Tale problematica potrebbe essere affrontata mediante alcuni accorgimenti, alcuni dei quali già opportunamente previsti nell’ambito della normativa più recente:
- mantenimento dei limiti di fruizione previsti dalla norma in funzione della tipologia di attività ammissibile;
- introduzione di apposita comunicazione al Mi.S.E. finalizzata all’acquisizione delle informazioni necessarie per valutare l’andamento, la diffusione e l’efficacia della misura agevolativa;
- rafforzamento degli oneri documentali e contrasto serrato agli abusi della norma.
3# criticità: la mancanza di idonei indicatori dell'efficacia della misura
La terza criticità potrebbe essere fronteggiata introducendo un set di parametri di verifica dell'efficacia dell’incentivo fiscale, essenziali per poter aumentare il rapporto tra spesa complessiva in R&S delle imprese e costo della misura nonché per migliorare la i risultati derivanti dagli investimenti in ricerca, sviluppo, innovazione e design.
Alcuni parametri potrebbero ad esempio essere legati a: brevetti depositati, misurazione del miglioramento delle performance ambientali, misurazione dell’intensità di digitalizzazione dei processi aziendali mediante tecnologie 4.0, disegni e modelli depositati, ecc.
Infine, per migliorare il contrasto agli abusi dell’agevolazione, sarebbe opportuno distinguere nettamente tra incertezze o errori nell’applicazione dell’incentivo e comportamenti fraudolenti.
La prima categoria di abusi potrebbe essere efficacemente limitata grazie ad una disciplina stabile nel tempo, all’introduzione di elementi oggettivi utili a caratterizzare in modo certo le nuove conoscenze per il settore di riferimento in cui opera l’impresa ed all’espletamento dei controlli sulla base di apposita documentazione, precisamente definita dalla norma che dovrebbe essere puntualmente e sistematicamente compilata dall’impresa.
In buona sostanza, si tratta di ridurre al minimo la complessità ed i margini di errore nell’applicazione dell’incentivo e ridurre, contestualmente, gli spazi di discrezionalità dei verificatori in fase di controllo che, allo stato attuale, possono basarsi su proprie autonome valutazioni tecniche, pur non avendo le competenze necessarie.

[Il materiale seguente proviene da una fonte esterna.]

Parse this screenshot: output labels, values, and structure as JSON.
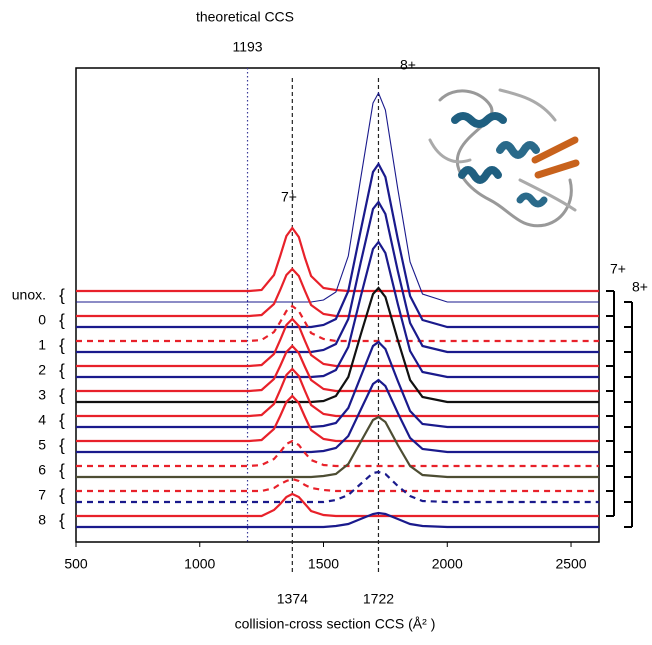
{
  "chart_data": {
    "type": "ridgeline",
    "theoretical_label": "theoretical CCS",
    "x_label": "collision-cross section CCS (Å² )",
    "peak_labels": [
      "7+",
      "8+"
    ],
    "bracket_labels": [
      "7+",
      "8+"
    ],
    "xlim": [
      500,
      2613
    ],
    "xticks": [
      500,
      1000,
      1500,
      2000,
      2500
    ],
    "reference_lines": [
      {
        "value": 1193,
        "label": "1193",
        "color": "#3a3a9a",
        "style": "dotted"
      },
      {
        "value": 1374,
        "label": "1374",
        "color": "#222222",
        "style": "dashed"
      },
      {
        "value": 1722,
        "label": "1722",
        "color": "#222222",
        "style": "dashed"
      }
    ],
    "x": [
      500,
      1200,
      1250,
      1300,
      1325,
      1350,
      1374,
      1400,
      1425,
      1450,
      1500,
      1550,
      1600,
      1650,
      1700,
      1722,
      1750,
      1800,
      1850,
      1900,
      2000,
      2613
    ],
    "rows": [
      {
        "label": "unox.",
        "series": [
          {
            "color": "#e8212a",
            "dashed": false,
            "width": 2,
            "values": [
              0,
              0,
              0.01,
              0.16,
              0.35,
              0.55,
              0.63,
              0.54,
              0.33,
              0.15,
              0.03,
              0.01,
              0,
              0,
              0,
              0,
              0,
              0,
              0,
              0,
              0,
              0
            ]
          },
          {
            "color": "#1a1a8c",
            "dashed": false,
            "width": 1,
            "values": [
              0,
              0,
              0,
              0,
              0,
              0,
              0,
              0,
              0,
              0,
              0.02,
              0.1,
              0.46,
              1.23,
              1.99,
              2.09,
              1.92,
              1.13,
              0.4,
              0.08,
              0,
              0
            ]
          }
        ]
      },
      {
        "label": "0",
        "series": [
          {
            "color": "#e8212a",
            "dashed": false,
            "width": 2,
            "values": [
              0,
              0,
              0.01,
              0.12,
              0.26,
              0.41,
              0.47,
              0.4,
              0.25,
              0.11,
              0.02,
              0,
              0,
              0,
              0,
              0,
              0,
              0,
              0,
              0,
              0,
              0
            ]
          },
          {
            "color": "#1a1a8c",
            "dashed": false,
            "width": 2,
            "values": [
              0,
              0,
              0,
              0,
              0,
              0,
              0,
              0,
              0,
              0,
              0.02,
              0.08,
              0.36,
              0.96,
              1.55,
              1.63,
              1.5,
              0.88,
              0.31,
              0.07,
              0,
              0
            ]
          }
        ]
      },
      {
        "label": "1",
        "series": [
          {
            "color": "#e8212a",
            "dashed": true,
            "width": 2,
            "values": [
              0,
              0,
              0.01,
              0.09,
              0.19,
              0.3,
              0.35,
              0.3,
              0.19,
              0.08,
              0.02,
              0,
              0,
              0,
              0,
              0,
              0,
              0,
              0,
              0,
              0,
              0
            ]
          },
          {
            "color": "#1a1a8c",
            "dashed": false,
            "width": 2,
            "values": [
              0,
              0,
              0,
              0,
              0,
              0,
              0,
              0,
              0,
              0,
              0.02,
              0.08,
              0.33,
              0.89,
              1.43,
              1.5,
              1.38,
              0.81,
              0.29,
              0.06,
              0,
              0
            ]
          }
        ]
      },
      {
        "label": "2",
        "series": [
          {
            "color": "#e8212a",
            "dashed": false,
            "width": 2,
            "values": [
              0,
              0,
              0.01,
              0.12,
              0.26,
              0.41,
              0.47,
              0.4,
              0.25,
              0.11,
              0.02,
              0,
              0,
              0,
              0,
              0,
              0,
              0,
              0,
              0,
              0,
              0
            ]
          },
          {
            "color": "#1a1a8c",
            "dashed": false,
            "width": 2,
            "values": [
              0,
              0,
              0,
              0,
              0,
              0,
              0,
              0,
              0,
              0,
              0.01,
              0.07,
              0.3,
              0.8,
              1.28,
              1.35,
              1.24,
              0.73,
              0.26,
              0.05,
              0,
              0
            ]
          }
        ]
      },
      {
        "label": "3",
        "series": [
          {
            "color": "#e8212a",
            "dashed": false,
            "width": 2,
            "values": [
              0,
              0,
              0.01,
              0.12,
              0.25,
              0.39,
              0.45,
              0.38,
              0.24,
              0.11,
              0.02,
              0,
              0,
              0,
              0,
              0,
              0,
              0,
              0,
              0,
              0,
              0
            ]
          },
          {
            "color": "#111111",
            "dashed": false,
            "width": 2,
            "values": [
              0,
              0,
              0,
              0,
              0,
              0,
              0,
              0,
              0,
              0,
              0.01,
              0.06,
              0.25,
              0.67,
              1.08,
              1.14,
              1.05,
              0.62,
              0.22,
              0.05,
              0,
              0
            ]
          }
        ]
      },
      {
        "label": "4",
        "series": [
          {
            "color": "#e8212a",
            "dashed": false,
            "width": 2,
            "values": [
              0,
              0,
              0.01,
              0.12,
              0.26,
              0.41,
              0.47,
              0.4,
              0.25,
              0.11,
              0.02,
              0,
              0,
              0,
              0,
              0,
              0,
              0,
              0,
              0,
              0,
              0
            ]
          },
          {
            "color": "#1a1a8c",
            "dashed": false,
            "width": 2,
            "values": [
              0,
              0,
              0,
              0,
              0,
              0,
              0,
              0,
              0,
              0,
              0.01,
              0.04,
              0.19,
              0.5,
              0.81,
              0.85,
              0.78,
              0.46,
              0.16,
              0.03,
              0,
              0
            ]
          }
        ]
      },
      {
        "label": "5",
        "series": [
          {
            "color": "#e8212a",
            "dashed": false,
            "width": 2,
            "values": [
              0,
              0,
              0.01,
              0.12,
              0.25,
              0.39,
              0.45,
              0.38,
              0.24,
              0.11,
              0.02,
              0,
              0,
              0,
              0,
              0,
              0,
              0,
              0,
              0,
              0,
              0
            ]
          },
          {
            "color": "#1a1a8c",
            "dashed": false,
            "width": 2,
            "values": [
              0,
              0,
              0,
              0,
              0,
              0,
              0,
              0,
              0,
              0,
              0.01,
              0.04,
              0.16,
              0.42,
              0.68,
              0.72,
              0.66,
              0.39,
              0.14,
              0.03,
              0,
              0
            ]
          }
        ]
      },
      {
        "label": "6",
        "series": [
          {
            "color": "#e8212a",
            "dashed": true,
            "width": 2,
            "values": [
              0,
              0,
              0.01,
              0.07,
              0.14,
              0.22,
              0.25,
              0.21,
              0.13,
              0.06,
              0.01,
              0,
              0,
              0,
              0,
              0,
              0,
              0,
              0,
              0,
              0,
              0
            ]
          },
          {
            "color": "#4d4d33",
            "dashed": false,
            "width": 2,
            "values": [
              0,
              0,
              0,
              0,
              0,
              0,
              0,
              0,
              0,
              0,
              0.01,
              0.03,
              0.13,
              0.35,
              0.57,
              0.6,
              0.55,
              0.32,
              0.11,
              0.02,
              0,
              0
            ]
          }
        ]
      },
      {
        "label": "7",
        "series": [
          {
            "color": "#e8212a",
            "dashed": true,
            "width": 2,
            "values": [
              0,
              0,
              0,
              0.03,
              0.07,
              0.1,
              0.12,
              0.1,
              0.06,
              0.03,
              0.01,
              0,
              0,
              0,
              0,
              0,
              0,
              0,
              0,
              0,
              0,
              0
            ]
          },
          {
            "color": "#1a1a8c",
            "dashed": true,
            "width": 2,
            "values": [
              0,
              0,
              0,
              0,
              0,
              0,
              0,
              0,
              0,
              0,
              0,
              0.02,
              0.07,
              0.18,
              0.29,
              0.3,
              0.28,
              0.16,
              0.06,
              0.01,
              0,
              0
            ]
          }
        ]
      },
      {
        "label": "8",
        "series": [
          {
            "color": "#e8212a",
            "dashed": false,
            "width": 2,
            "values": [
              0,
              0,
              0,
              0.06,
              0.12,
              0.19,
              0.22,
              0.19,
              0.12,
              0.05,
              0.01,
              0,
              0,
              0,
              0,
              0,
              0,
              0,
              0,
              0,
              0,
              0
            ]
          },
          {
            "color": "#1a1a8c",
            "dashed": false,
            "width": 2,
            "values": [
              0,
              0,
              0,
              0,
              0,
              0,
              0,
              0,
              0,
              0,
              0,
              0.01,
              0.03,
              0.08,
              0.13,
              0.14,
              0.13,
              0.08,
              0.03,
              0.01,
              0,
              0
            ]
          }
        ]
      }
    ]
  }
}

Tale approccio consentirebbe senza dubbio di risparmiare tempo, consentendo agli organi di controllo di concentrare i propri sforzi sul contrasto dei comportamenti fraudolenti con conseguente vantaggio per tutto il sistema.
In conclusione
In conclusione, tra le questioni non risolte, si segnala anche quella delle spese sostenute per attività di ricerca e sviluppo svolte dai commissionari residenti in Italia, sulla base di contratti di commessa con soggetti esteri.
In realtà, la risposta a interpello n. 187 del 17 marzo 2021, ha risolto in senso negativo la vicenda, chiarendo che tali attività non possono usufruire del nuovo credito d’imposta.
Si tratta indubbiamente di una presa di posizione che suscita fortissime perplessità, perché invece di attrarre investimenti esteri in R&S nel nostro Paese li disincentiviamo. I numeri in tal senso sono piuttosto chiari, i centri di ricerca italiani, che occupano circa 50.000 addetti (Il Sole 24 Ore, 1° dicembre 2020), rischiano di venire seriamente penalizzati, in quanto, per le grandi aziende estere potrebbe diventare più conveniente commissionare le attività di R&S in paesi come Francia, Spagna, Belgio, Germania, oltre a Regno Unito e Stati Uniti che hanno intelligentemente introdotto norme che agevolano stabilmente la R&S per tutti.
Oltre ai danni diretti per i centri di ricerca nostrani andrebbero anche considerati i danni collaterali per l’indotto e la perdita di know-how, competenze e opportunità per i nostri ricercatori, proprio in un momento in cui è cruciale attrarre nel Paese le migliori risorse umane per competere a livello internazionale nelle sfide tecnologiche di domani.